Josephine Meckseper at the Parrish Art Museum
July 4, 2013 - October 14, 2013
“Platform” is the Parrish Art Museum’s ongoing program in which artists are invited to respond to the site of the museum through temporary projects and public events.
Internationally-acclaimed artist Josephine Meckseper, known for her film, photography, and installations that conflate art objects with commodities, responds to the museum’s architecture, location, and collection with five large-scale sculptural works installed in the outdoor gallery, lobby, and permanent collection galleries. Blending materials and concepts from advertising, retail, and visual art, Meckseper questions the underlying power dynamics that shape prominent aspects of our culture.
Her works are placed throughout the museum on a subtle arc that begins in the outdoor gallery with two vitrines—inspired in part by Mies van der Rohe’s German Pavilion for the 1929 International Exposition in Barcelona.
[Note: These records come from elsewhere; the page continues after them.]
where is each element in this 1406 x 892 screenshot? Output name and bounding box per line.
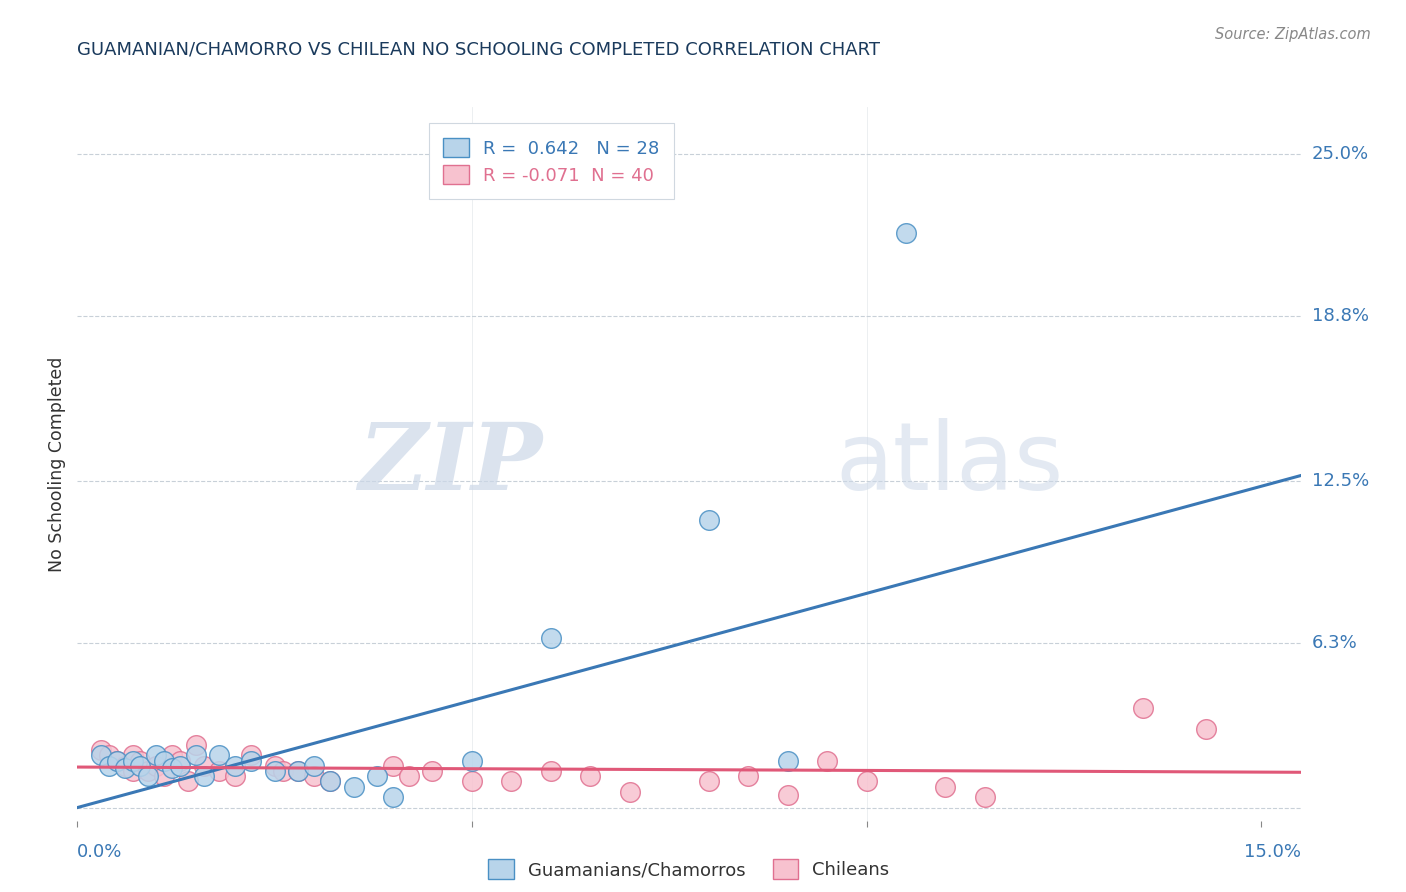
Point [501,774,523,789]
Point [239,748,262,763]
Point [129,758,152,772]
Point [302,769,325,783]
Point [398,769,420,783]
Point [697,774,720,789]
Point [461,774,484,789]
Point [97,748,120,763]
Point [382,790,405,805]
Point [160,761,183,775]
Point [90,748,112,763]
Point [169,754,191,768]
Point [160,748,183,763]
Point [129,754,152,768]
Point [540,764,562,778]
Legend: Guamanians/Chamorros, Chileans: Guamanians/Chamorros, Chileans [474,845,904,892]
Point [287,764,309,778]
Point [169,758,191,772]
Point [224,758,246,772]
Point [239,754,262,768]
Point [121,754,143,768]
Point [114,758,136,772]
Point [855,774,877,789]
Text: GUAMANIAN/CHAMORRO VS CHILEAN NO SCHOOLING COMPLETED CORRELATION CHART: GUAMANIAN/CHAMORRO VS CHILEAN NO SCHOOLI… [77,40,880,58]
Point [121,764,143,778]
Point [776,754,799,768]
Point [342,780,364,794]
Text: atlas: atlas [835,417,1064,510]
Text: 6.3%: 6.3% [1312,634,1357,652]
Point [382,758,405,772]
Point [145,758,167,772]
Point [145,748,167,763]
Point [319,774,342,789]
Point [1132,701,1154,715]
Text: ZIP: ZIP [359,419,543,508]
Point [422,764,444,778]
Point [973,790,995,805]
Point [263,758,285,772]
Point [97,758,120,772]
Point [208,764,231,778]
Point [153,754,176,768]
Point [224,769,246,783]
Point [1195,722,1218,736]
Point [193,769,215,783]
Text: 15.0%: 15.0% [1243,843,1301,861]
Point [619,785,641,799]
Point [208,748,231,763]
Text: 18.8%: 18.8% [1312,307,1368,326]
Point [540,631,562,645]
Point [138,764,160,778]
Point [894,226,917,240]
Point [579,769,602,783]
Text: 25.0%: 25.0% [1312,145,1369,163]
Point [815,754,838,768]
Point [271,764,294,778]
Point [263,764,285,778]
Point [153,769,176,783]
Point [184,738,207,752]
Point [776,788,799,802]
Point [737,769,759,783]
Point [302,758,325,772]
Point [184,748,207,763]
Point [114,761,136,775]
Point [287,764,309,778]
Point [193,758,215,772]
Text: 0.0%: 0.0% [77,843,122,861]
Text: 12.5%: 12.5% [1312,472,1369,490]
Y-axis label: No Schooling Completed: No Schooling Completed [48,356,66,572]
Point [105,754,128,768]
Point [138,769,160,783]
Point [177,774,200,789]
Point [934,780,956,794]
Point [105,754,128,768]
Point [366,769,388,783]
Point [121,748,143,763]
Text: Source: ZipAtlas.com: Source: ZipAtlas.com [1215,27,1371,42]
Point [697,513,720,527]
Point [90,743,112,757]
Point [461,754,484,768]
Point [319,774,342,789]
The contents contained within—original sculpture and mass-produced objects—might be construed as fine art or consumer goods.
Automotive culture and its association with oil and global turmoil are themes recurrent in Meckseper’s work. Installed in the lobby, Sabotage on Auto Assembly Line to Slow it Down (2009) incorporates car tires, a conveyer belt, two of the artist’s videos on stacked monitors, and mirrored tiles that reflect the vehicles in transit along Montauk Highway. Influenced in part by the car-centric film Weekend (1967, dir. Jean-Luc Godard), Meckseper alludes to the car dealerships just a short distance down the road and draws attention to the often-discussed traffic that marks the influx of summer visitors. The cinematic quality of the moving vehicles contrasted with the pastoral landscape surrounding the museum is framed within the work’s mirrored surface.
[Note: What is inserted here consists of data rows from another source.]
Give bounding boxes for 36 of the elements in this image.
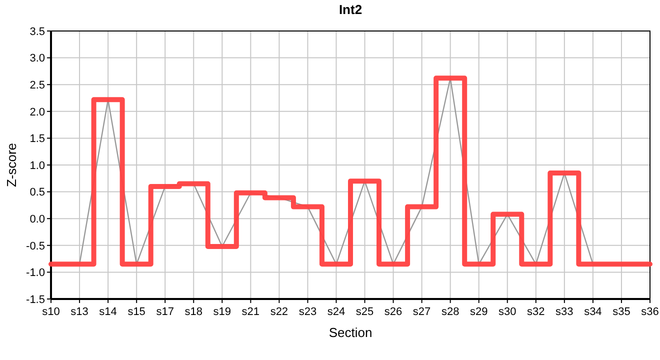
y-tick-label: 2.5	[30, 79, 45, 92]
x-tick-label: s28	[441, 306, 460, 318]
y-tick-label: 1.5	[30, 133, 45, 146]
x-tick-label: s13	[70, 306, 88, 318]
x-tick-label: s22	[270, 306, 288, 318]
y-tick-label: 3.5	[30, 26, 45, 38]
x-tick-label: s26	[384, 306, 402, 318]
x-tick-label: s35	[612, 306, 630, 318]
y-tick-label: 0.0	[30, 213, 45, 226]
x-axis-title: Section	[328, 325, 372, 340]
chart-title: Int2	[338, 2, 362, 17]
x-tick-label: s30	[498, 306, 516, 318]
x-tick-label: s25	[356, 306, 374, 318]
y-axis-title: Z-score	[4, 142, 19, 188]
x-tick-label: s29	[470, 306, 488, 318]
x-tick-label: s10	[42, 306, 60, 318]
x-tick-label: s33	[556, 306, 574, 318]
x-tick-label: s24	[327, 306, 346, 318]
y-tick-label: 2.0	[30, 106, 45, 118]
x-tick-label: s21	[242, 306, 260, 318]
y-tick-label: 1.0	[30, 160, 45, 172]
y-tick-label: -1.0	[26, 267, 45, 280]
x-tick-label: s15	[128, 306, 146, 318]
x-tick-label: s17	[156, 306, 174, 318]
y-tick-label: 3.0	[30, 52, 45, 65]
x-tick-label: s18	[184, 306, 202, 318]
x-tick-label: s36	[641, 306, 659, 318]
y-tick-label: -1.5	[26, 294, 45, 306]
y-tick-label: 0.5	[30, 186, 45, 199]
x-tick-label: s14	[99, 306, 117, 318]
x-tick-label: s19	[213, 306, 232, 318]
x-tick-label: s34	[584, 306, 602, 318]
x-tick-label: s27	[412, 306, 431, 318]
y-tick-label: -0.5	[26, 240, 45, 252]
x-tick-label: s23	[298, 306, 317, 318]
x-tick-label: s32	[527, 306, 545, 318]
In the collection galleries, Meckseper further upends expectations through the placement of Crow (2011), with its prominent Jeep insignia, adjacent to John Chamberlain’s crushed car sculpture Tambourinefrappe (2010). Her use of commercial slatwall panels as an artistic medium for both Crow and Corvette (2011), the latter installed among three works in the “Collective Conversations” gallery, is a departure from traditional materials of painting and sculpture, but a clear reference to Minimalist and Modernist aesthetics. Throughout the building, Meckseper approaches this project as an exhibition without a designated gallery, generates unexpected conversations within the collection, and highlights the museum itself as a display platform.